Confounding refers to a situation where the effect of a studied risk factor on a specific outcome is mixed with the effect of a factor not accounted for in the analysis. This other factor, known as a confounder, can distort (bias) the risk factor’s estimated effect and mislead the investigator. The problem can arise if a confounder i) affects the studied outcome and ii) is unequally distributed among subjects unexposed and exposed to the studied risk factor. There are basically two ways to adjust the risk estimate for the effect of the confounder. One way is to account for the confounder’s effect on the outcome by condition on the confounder, i.e. including the confounder as a covariate in the analysis. Another way is to account for the unequal distribution of the confounder between unexposed and exposed subjects by stratifying or matching the analysis on the propensity of being exposed to the risk factor. Given the average exposure risk in the form of a specially calculated propensity score, the exposure to the risk factor is considered random.

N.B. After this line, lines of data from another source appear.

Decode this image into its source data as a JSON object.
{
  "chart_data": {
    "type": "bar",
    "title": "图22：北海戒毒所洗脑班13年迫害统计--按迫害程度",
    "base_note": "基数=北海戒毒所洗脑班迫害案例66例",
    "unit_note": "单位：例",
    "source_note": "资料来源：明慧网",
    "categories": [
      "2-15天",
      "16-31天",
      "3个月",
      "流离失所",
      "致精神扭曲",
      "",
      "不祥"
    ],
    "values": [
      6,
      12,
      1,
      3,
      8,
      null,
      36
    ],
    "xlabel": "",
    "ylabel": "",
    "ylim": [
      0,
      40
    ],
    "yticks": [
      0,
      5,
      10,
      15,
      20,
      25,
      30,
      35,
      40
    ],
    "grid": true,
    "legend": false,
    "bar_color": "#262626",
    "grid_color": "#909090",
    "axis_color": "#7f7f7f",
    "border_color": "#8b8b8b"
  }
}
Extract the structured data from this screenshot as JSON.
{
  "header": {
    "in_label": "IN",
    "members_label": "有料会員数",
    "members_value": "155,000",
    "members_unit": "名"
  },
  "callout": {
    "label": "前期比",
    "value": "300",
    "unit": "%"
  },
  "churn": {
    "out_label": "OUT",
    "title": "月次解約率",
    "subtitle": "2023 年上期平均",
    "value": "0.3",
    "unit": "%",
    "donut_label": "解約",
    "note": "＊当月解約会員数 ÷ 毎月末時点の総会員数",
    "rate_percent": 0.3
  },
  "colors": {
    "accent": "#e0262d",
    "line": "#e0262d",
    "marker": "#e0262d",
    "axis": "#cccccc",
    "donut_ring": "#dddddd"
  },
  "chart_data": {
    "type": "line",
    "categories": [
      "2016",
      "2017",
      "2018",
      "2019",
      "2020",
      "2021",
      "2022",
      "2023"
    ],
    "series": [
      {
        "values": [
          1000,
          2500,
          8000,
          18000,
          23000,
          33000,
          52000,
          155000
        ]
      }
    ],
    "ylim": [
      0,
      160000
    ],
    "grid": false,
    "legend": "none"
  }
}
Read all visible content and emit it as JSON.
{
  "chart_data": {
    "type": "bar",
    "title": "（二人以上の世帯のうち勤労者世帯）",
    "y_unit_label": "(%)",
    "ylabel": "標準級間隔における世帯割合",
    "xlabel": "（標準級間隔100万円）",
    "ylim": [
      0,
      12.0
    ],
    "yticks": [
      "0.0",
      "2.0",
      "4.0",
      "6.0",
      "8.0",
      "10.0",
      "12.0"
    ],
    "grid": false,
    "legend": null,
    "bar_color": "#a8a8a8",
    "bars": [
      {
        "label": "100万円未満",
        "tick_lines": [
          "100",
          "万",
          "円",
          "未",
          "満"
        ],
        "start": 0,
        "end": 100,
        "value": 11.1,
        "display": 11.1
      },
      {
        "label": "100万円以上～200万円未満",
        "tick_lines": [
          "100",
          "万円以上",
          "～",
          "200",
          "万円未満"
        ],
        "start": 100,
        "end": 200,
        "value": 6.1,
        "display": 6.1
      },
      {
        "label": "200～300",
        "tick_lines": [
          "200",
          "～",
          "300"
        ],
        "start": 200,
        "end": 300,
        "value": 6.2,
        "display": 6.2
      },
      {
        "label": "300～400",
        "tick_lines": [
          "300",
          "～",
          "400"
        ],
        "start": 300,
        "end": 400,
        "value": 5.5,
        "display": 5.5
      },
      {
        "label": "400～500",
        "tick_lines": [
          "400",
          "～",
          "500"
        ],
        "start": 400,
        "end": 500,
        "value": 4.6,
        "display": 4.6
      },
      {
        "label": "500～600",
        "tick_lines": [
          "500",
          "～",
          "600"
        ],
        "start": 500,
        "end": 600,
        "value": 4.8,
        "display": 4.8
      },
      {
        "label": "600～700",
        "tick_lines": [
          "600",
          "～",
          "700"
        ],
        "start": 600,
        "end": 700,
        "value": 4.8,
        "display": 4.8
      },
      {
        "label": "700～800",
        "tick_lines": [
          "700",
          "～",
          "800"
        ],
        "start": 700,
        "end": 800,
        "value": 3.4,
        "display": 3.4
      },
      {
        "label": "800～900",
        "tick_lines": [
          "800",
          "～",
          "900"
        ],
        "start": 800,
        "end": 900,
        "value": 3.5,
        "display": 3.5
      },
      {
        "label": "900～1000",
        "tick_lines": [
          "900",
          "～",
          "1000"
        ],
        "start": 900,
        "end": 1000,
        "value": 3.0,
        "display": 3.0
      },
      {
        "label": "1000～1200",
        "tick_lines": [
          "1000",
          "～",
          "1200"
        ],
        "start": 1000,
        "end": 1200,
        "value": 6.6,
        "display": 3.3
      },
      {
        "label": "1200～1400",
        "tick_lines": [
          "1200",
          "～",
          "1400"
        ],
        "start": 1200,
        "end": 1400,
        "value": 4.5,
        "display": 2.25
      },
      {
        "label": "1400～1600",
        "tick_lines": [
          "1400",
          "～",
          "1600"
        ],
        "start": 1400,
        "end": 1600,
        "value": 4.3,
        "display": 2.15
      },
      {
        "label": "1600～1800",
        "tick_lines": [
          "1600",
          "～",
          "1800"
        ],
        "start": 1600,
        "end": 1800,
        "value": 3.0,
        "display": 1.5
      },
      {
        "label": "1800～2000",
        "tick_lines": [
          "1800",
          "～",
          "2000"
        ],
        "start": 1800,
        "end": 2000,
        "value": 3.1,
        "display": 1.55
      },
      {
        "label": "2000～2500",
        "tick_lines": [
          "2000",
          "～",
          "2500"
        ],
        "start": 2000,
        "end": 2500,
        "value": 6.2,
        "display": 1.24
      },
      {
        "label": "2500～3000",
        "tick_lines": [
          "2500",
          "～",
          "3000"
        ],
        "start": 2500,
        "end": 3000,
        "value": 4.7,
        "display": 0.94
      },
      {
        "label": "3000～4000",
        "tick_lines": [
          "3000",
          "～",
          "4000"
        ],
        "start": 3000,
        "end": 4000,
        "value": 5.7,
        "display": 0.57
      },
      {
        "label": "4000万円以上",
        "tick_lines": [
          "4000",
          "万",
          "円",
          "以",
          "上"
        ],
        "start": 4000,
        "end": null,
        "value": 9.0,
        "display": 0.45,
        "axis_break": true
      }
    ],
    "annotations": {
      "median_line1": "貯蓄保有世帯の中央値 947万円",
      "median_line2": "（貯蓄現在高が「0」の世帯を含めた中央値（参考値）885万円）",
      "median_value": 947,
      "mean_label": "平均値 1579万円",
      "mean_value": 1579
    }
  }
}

Both methods are problematic because all confounders are usually unknown or measured and registered in the investigator’s database, making the adjustment imperfect and leaving residual confounding. Both methods also require careful selection of adjustment factors to avoid adjustment bias.

Adjusting by including covariates in a multivariable statistical model must be based on assumptions regarding cause and effect. Adjusting for a factor unrelated to the studied outcome reduces the statistical precision, and adjusting for a factor influenced by both the risk factor and the outcome (a collider) can bias the risk factor’s estimated effect.

Adjusting by propensity score matching is related to similar problems. Including non-confounders in the propensity score estimation, e.g. variables affected by the treatment but unrelated to the outcome or on the pathway between studied cause and effect, can result in overmatching that biases the risk estimate and reduces the statistical precision.

Furthermore, the matching procedure itself may be problematic as matching tends to reduce available sample size and can introduce selection bias in the matched dataset.